HOBART - The leading yachts in the Sydney to Hobart race made the most of calmer conditions as the contest for line honours reached its final stages.

The southwesterly gale-force winds which forced the retirement of 12 boats on Monday had subsided, with the first competitors expected in Hobart overnight.

Four-time winner of line honours Wild Oats XI maintained a lead over nearest rival Investec Loyal, while Lahana was third.

Loyal's skipper, Sean Langman, said the supermaxi's chances of arriving in Hobart first depended on getting the right conditions.

"We're going to arrive as the breeze fades, the sun goes down and the wind shuts down, so our best opportunity is just the arrival time."

Lahana helmsman Geoff Cropley said his yacht's wide course was part of its strategy.

"We're deliberately staying out wide to avoid the softer winds to the west of us," he said. "Tactically, we're exactly where we want to be.

"We're in a pretty good position, everyone's on the rail and we're going hard.

"Our strategy is to be the most easterly boat until we start hunting up towards [the lead]."

Wild Oats was also enjoying calmer conditions. The 100-foot supermaxi's navigator Adrienne Cahalan said the crew was in good shape.

"We are certainly glad to see this calmer weather, but it's bitterly cold out here this morning," she said.

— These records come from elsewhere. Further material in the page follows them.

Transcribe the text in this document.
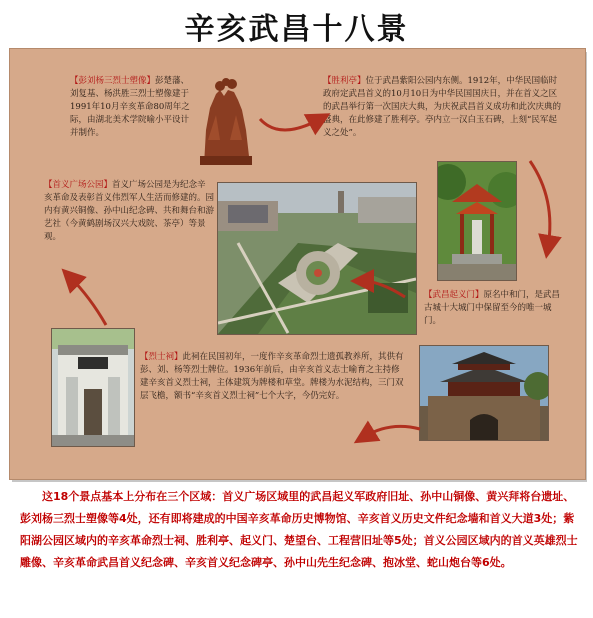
辛亥武昌十八景
【彭刘杨三烈士塑像】彭楚藩、刘复基、杨洪胜三烈士塑像建于1991年10月辛亥革命80周年之际，由湖北美术学院喻小平设计并制作。
【胜利亭】位于武昌紫阳公园内东侧。1912年，中华民国临时政府定武昌首义的10月10日为中华民国国庆日，并在首义之区的武昌举行第一次国庆大典，为庆祝武昌首义成功和此次庆典的盛典，在此修建了胜利亭。亭内立一汉白玉石碑，上刻“民军起义之处”。
【首义广场公园】首义广场公园是为纪念辛亥革命及表彰首义伟烈军人生活而修建的。园内有黄兴铜像、孙中山纪念碑、共和舞台和游艺社（今黄鹤剧场汉兴大戏院、茶亭）等景观。
【武昌起义门】原名中和门，是武昌古城十大城门中保留至今的唯一城门。
【烈士祠】此祠在民国初年，一度作辛亥革命烈士遗孤教养所，其供有彭、刘、杨等烈士牌位。1936年前后，由辛亥首义志士喻育之主持修建辛亥首义烈士祠，主体建筑为牌楼和草堂。牌楼为水泥结构，三门双层飞檐，额书“辛亥首义烈士祠”七个大字，今仍完好。
这18个景点基本上分布在三个区域：首义广场区域里的武昌起义军政府旧址、孙中山铜像、黄兴拜将台遗址、彭刘杨三烈士塑像等4处，还有即将建成的中国辛亥革命历史博物馆、辛亥首义历史文件纪念墙和首义大道3处；紫阳湖公园区域内的辛亥革命烈士祠、胜利亭、起义门、楚望台、工程营旧址等5处；首义公园区域内的首义英雄烈士雕像、辛亥革命武昌首义纪念碑、辛亥首义纪念碑亭、孙中山先生纪念碑、抱冰堂、蛇山炮台等6处。
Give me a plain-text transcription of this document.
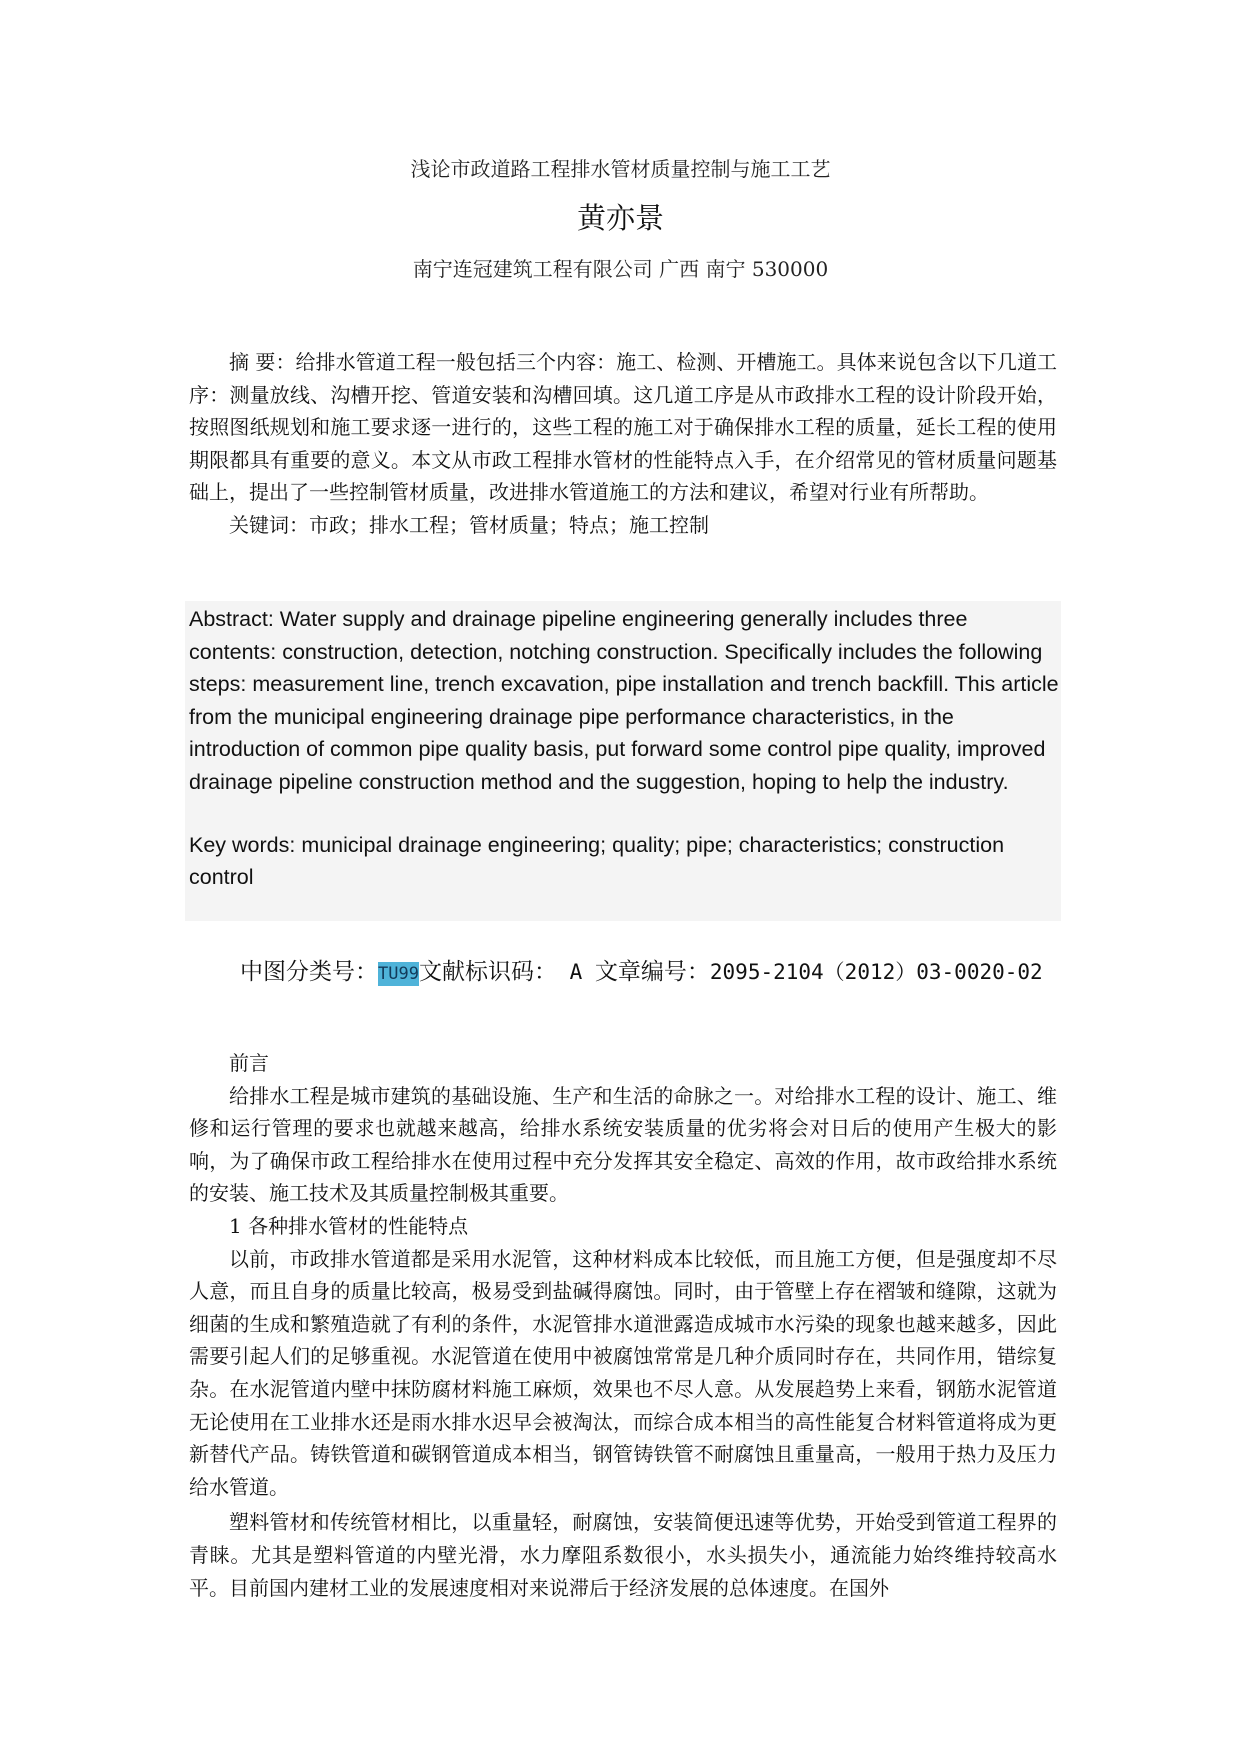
浅论市政道路工程排水管材质量控制与施工工艺
黄亦景
南宁连冠建筑工程有限公司 广西 南宁 530000

摘 要：给排水管道工程一般包括三个内容：施工、检测、开槽施工。具体来说包含以下几道工序：测量放线、沟槽开挖、管道安装和沟槽回填。这几道工序是从市政排水工程的设计阶段开始，按照图纸规划和施工要求逐一进行的，这些工程的施工对于确保排水工程的质量，延长工程的使用期限都具有重要的意义。本文从市政工程排水管材的性能特点入手，在介绍常见的管材质量问题基础上，提出了一些控制管材质量，改进排水管道施工的方法和建议，希望对行业有所帮助。

关键词：市政；排水工程；管材质量；特点；施工控制

Abstract: Water supply and drainage pipeline engineering generally includes three contents: construction, detection, notching construction. Specifically includes the following steps: measurement line, trench excavation, pipe installation and trench backfill. This article from the municipal engineering drainage pipe performance characteristics, in the introduction of common pipe quality basis, put forward some control pipe quality, improved drainage pipeline construction method and the suggestion, hoping to help the industry.

Key words: municipal drainage engineering; quality; pipe; characteristics; construction control

中图分类号：TU99文献标识码： A 文章编号：2095-2104（2012）03-0020-02

前言

给排水工程是城市建筑的基础设施、生产和生活的命脉之一。对给排水工程的设计、施工、维修和运行管理的要求也就越来越高，给排水系统安装质量的优劣将会对日后的使用产生极大的影响，为了确保市政工程给排水在使用过程中充分发挥其安全稳定、高效的作用，故市政给排水系统的安装、施工技术及其质量控制极其重要。

1 各种排水管材的性能特点

以前，市政排水管道都是采用水泥管，这种材料成本比较低，而且施工方便，但是强度却不尽人意，而且自身的质量比较高，极易受到盐碱得腐蚀。同时，由于管壁上存在褶皱和缝隙，这就为细菌的生成和繁殖造就了有利的条件，水泥管排水道泄露造成城市水污染的现象也越来越多，因此需要引起人们的足够重视。水泥管道在使用中被腐蚀常常是几种介质同时存在，共同作用，错综复杂。在水泥管道内壁中抹防腐材料施工麻烦，效果也不尽人意。从发展趋势上来看，钢筋水泥管道无论使用在工业排水还是雨水排水迟早会被淘汰，而综合成本相当的高性能复合材料管道将成为更新替代产品。铸铁管道和碳钢管道成本相当，钢管铸铁管不耐腐蚀且重量高，一般用于热力及压力给水管道。

塑料管材和传统管材相比，以重量轻，耐腐蚀，安装简便迅速等优势，开始受到管道工程界的青睐。尤其是塑料管道的内壁光滑，水力摩阻系数很小，水头损失小，通流能力始终维持较高水平。目前国内建材工业的发展速度相对来说滞后于经济发展的总体速度。在国外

The fleet was reduced to 71 boats after the withdrawals of Pirelli Celestial, Salona II, Nemesis and last year's overall winner, Two True.

The New South Wales yacht Pirelli Celestial had difficulties with its mainsail, Sydney's Salona had steering troubles, while Two True had problems with its engine.

Bacardi skipper Martin Power described the shocking moments as the deck of his sturdy 44-footer was torn apart when it was dismasted in gale-force winds.

"There was an explosion when the deck disintegrated," recalled Power, having reaching the safety of Ulladulla on the New South Wales south coast.

"I saw the mast go.

"That was quiet, but when the chainplates peeled the deck away, there was a tremendous noise."

Crewman Matthew Feore was below deck preparing to help reduce sail when the mast went and he saw the deck above him disappear.

"One moment Matthew's lying there preparing to come up to make the change, the next moment the roof opens up and he's looking at thesky and water coming in," saidPower.

Built to last, Bacardi had never failed to finish in 26 previous Sydney to Hobart races, but it succumbed as yesterday's 40-50 knot winds took a heavy toll on the fleet.

The deck was so badly damaged the crew had to secure parts of it using a block and tackle as nearby competitor Local Gero, skippered by Peter Mosely, stood by ready to give assistance.

Eventually, Power was able to point the yacht to Ulladulla.

"We speared down waves at 13 knots, under motor, faster than we had sailed during the race."